Câbir ibn Abdullah'dan (şöyle) dedi (ği rivayet edilmiştir): Rasûlulah (s.a.v.) hac mevsiminde (Mekke'ye gelen) insanlara kendisini tantarak: "Beni kendi kavmine götürecek bîr kimse yok mu? Çünkü Kureyş Rabbimin kelâmını tebliğ etmekten alıkoymaya çalışıyor" buyururdu.

 

 

İzah:

Tirmizî, sevabü'l-Kur'an; İbn Mâce, mukaddime; Darimî, Fedâilü'l-Kur'ân; Ahmed b. Hanbel. III, 322, 339, 390.

 

İslâm tarihinde, Mekke dönemi müslümanlara reva görülen korkunç işkencelerle doludur.
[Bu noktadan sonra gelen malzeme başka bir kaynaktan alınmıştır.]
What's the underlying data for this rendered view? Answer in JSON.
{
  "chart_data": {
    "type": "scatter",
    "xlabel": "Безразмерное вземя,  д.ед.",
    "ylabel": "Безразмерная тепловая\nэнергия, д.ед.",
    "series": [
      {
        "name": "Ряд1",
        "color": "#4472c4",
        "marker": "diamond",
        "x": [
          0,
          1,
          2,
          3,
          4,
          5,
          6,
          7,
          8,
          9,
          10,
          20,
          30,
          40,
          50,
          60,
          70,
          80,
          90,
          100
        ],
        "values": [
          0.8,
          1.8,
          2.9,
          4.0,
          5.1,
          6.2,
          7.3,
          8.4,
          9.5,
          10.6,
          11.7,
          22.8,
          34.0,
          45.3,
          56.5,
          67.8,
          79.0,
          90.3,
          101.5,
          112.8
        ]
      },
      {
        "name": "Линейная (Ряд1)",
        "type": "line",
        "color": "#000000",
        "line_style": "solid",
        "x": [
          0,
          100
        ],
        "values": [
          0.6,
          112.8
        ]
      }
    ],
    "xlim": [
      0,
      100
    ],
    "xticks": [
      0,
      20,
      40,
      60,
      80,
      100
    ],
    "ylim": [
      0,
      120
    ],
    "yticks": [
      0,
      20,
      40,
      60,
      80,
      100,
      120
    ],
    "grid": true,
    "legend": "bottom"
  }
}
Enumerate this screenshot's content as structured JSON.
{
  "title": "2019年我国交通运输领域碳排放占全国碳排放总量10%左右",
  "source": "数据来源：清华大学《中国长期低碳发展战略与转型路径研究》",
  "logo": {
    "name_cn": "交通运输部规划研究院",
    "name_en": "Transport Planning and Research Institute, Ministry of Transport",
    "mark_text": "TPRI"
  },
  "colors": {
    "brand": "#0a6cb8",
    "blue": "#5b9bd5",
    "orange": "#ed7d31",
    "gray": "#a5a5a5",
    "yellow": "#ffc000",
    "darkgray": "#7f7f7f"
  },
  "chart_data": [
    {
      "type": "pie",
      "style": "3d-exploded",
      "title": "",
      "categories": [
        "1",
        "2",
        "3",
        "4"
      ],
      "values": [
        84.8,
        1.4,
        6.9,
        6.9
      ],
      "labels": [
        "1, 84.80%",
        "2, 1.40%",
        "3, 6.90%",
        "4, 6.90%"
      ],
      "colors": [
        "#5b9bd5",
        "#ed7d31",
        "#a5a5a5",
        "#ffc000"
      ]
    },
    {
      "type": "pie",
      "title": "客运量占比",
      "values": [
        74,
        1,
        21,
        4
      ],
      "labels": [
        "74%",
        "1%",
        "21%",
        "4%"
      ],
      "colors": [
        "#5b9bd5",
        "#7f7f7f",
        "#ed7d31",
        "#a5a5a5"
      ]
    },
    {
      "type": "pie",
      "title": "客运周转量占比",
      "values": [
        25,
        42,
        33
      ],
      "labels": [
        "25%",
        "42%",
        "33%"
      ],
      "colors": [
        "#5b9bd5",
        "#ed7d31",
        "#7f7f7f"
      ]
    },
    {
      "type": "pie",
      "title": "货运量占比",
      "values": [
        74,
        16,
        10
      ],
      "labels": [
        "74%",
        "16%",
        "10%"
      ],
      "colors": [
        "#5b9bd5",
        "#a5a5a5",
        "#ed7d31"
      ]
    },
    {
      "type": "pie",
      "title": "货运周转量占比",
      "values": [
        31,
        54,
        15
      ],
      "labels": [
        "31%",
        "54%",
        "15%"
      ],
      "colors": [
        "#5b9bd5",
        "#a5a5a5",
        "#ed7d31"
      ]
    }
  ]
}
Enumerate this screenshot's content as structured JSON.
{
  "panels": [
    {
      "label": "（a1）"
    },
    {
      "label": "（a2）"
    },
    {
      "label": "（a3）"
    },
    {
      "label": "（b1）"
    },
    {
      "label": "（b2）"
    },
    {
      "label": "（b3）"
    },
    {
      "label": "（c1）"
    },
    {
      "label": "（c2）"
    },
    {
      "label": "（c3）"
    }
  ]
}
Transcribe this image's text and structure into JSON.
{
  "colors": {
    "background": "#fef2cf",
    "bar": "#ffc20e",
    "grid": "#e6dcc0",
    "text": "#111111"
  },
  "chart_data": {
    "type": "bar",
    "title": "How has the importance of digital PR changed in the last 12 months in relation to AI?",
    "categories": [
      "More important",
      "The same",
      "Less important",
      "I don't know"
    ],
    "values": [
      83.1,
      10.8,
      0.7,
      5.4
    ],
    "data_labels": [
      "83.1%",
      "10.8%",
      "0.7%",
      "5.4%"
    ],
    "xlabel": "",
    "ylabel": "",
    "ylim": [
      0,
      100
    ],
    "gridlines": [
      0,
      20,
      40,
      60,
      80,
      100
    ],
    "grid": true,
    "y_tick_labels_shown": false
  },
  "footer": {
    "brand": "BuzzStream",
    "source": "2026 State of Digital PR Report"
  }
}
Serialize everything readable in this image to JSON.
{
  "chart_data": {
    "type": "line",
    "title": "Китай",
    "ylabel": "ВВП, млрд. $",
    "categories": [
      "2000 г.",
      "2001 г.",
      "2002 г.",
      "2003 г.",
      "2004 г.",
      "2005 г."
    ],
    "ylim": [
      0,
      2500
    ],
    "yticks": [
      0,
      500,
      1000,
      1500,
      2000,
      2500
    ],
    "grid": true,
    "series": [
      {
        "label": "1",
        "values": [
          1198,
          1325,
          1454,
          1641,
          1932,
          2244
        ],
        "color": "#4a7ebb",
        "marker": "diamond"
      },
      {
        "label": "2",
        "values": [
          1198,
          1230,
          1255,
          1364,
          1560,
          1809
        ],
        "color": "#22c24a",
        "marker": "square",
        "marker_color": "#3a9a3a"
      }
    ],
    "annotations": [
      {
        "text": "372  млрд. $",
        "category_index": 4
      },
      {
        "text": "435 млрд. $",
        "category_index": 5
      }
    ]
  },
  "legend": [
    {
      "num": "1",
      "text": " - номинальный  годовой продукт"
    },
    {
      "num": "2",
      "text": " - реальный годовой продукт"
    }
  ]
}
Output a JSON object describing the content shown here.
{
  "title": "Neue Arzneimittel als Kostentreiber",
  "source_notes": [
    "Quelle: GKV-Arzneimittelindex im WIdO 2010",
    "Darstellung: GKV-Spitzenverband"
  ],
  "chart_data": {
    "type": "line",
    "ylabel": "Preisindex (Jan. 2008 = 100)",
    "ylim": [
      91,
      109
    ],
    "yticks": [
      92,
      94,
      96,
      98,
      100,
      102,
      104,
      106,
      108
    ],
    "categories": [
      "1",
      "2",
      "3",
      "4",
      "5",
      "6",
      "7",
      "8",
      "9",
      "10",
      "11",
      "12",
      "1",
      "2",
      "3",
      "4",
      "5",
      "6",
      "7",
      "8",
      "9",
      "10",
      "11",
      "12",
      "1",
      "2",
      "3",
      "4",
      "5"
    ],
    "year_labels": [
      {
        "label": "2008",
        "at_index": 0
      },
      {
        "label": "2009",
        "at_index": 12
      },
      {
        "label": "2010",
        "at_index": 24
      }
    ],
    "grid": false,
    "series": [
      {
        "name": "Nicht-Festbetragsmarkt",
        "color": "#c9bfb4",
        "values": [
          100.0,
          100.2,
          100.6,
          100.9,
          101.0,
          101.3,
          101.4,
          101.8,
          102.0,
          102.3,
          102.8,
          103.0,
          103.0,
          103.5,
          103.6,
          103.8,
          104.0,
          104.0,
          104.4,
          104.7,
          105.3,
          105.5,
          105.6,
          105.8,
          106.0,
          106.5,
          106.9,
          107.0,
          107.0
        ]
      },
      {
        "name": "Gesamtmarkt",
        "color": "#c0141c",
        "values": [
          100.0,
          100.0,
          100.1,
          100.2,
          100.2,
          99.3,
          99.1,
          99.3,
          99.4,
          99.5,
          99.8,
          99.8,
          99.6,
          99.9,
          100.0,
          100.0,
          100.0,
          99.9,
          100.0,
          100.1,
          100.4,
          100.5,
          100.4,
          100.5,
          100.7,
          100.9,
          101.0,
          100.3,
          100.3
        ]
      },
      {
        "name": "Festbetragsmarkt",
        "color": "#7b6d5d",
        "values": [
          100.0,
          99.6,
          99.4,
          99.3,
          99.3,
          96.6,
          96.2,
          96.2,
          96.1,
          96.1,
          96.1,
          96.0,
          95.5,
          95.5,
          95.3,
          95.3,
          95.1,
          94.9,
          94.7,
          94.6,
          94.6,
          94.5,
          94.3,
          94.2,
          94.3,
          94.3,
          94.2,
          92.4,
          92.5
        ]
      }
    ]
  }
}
Bu itibarla bu döneme işkence dönemi dense yeridir.

 

Bilindiği gibi, müslümanlarm maruz kaldıkları bu tehammül-fersâ iş­kenceler döneminde Fahr-i kainat efendimiz müslümanları içerisinde bu­lundukları acıklı durumdan kurtarmak için îslamın serbestçe yayılmasına imkân verecek müsait bir ortam ve sığmak arıyordu. İşte bu maksatla, özellikle hac mevsiminde çeşitli merkezlerden gelen cemaatlerin karşısı­na çıkıp davasını ve kendisini tanıttıktan ve Kureyş'in zulmünü anlattıktan sonra kendisini memleketlerine götürüp himayelerine alarak bu davaya sahip çıkmalarını telkin ediyordu.

 

Bilindiği gibi bu mukaddes ve mübarek görevi yüklenme şerefine Medineliler nail oldular.

 

Metinde geçen "Rabbimin kelâmı" sözüyle kasdedilen Kur'ân-ı Kerim'dir. Görüldüğü gibi burada "kelâm" sözü Allah (C.C.) hazretlerine izafe edilmiştir. Öyleyse Kur'ân-ı Kerîm Allah sözüdür.

 

Hadisin bab başlığıyla ilgili olan kısmı da burasıdır. Binaenaleyh Kur'ân, Allah kelâmıdır. Her ne kadar kelâm sıfatı Kelâm-ı nefsî ve Kelâm-ı lafzı kısımlarına ayrılırsa da Kur'ân kelimesi kelâm-ı nefsi hakkında da kelâmı lafzıda da hakikattir, mecaz değildir.[Bk. Aydın Ali Aslan, islam inançları ve Felsefesi, 170.]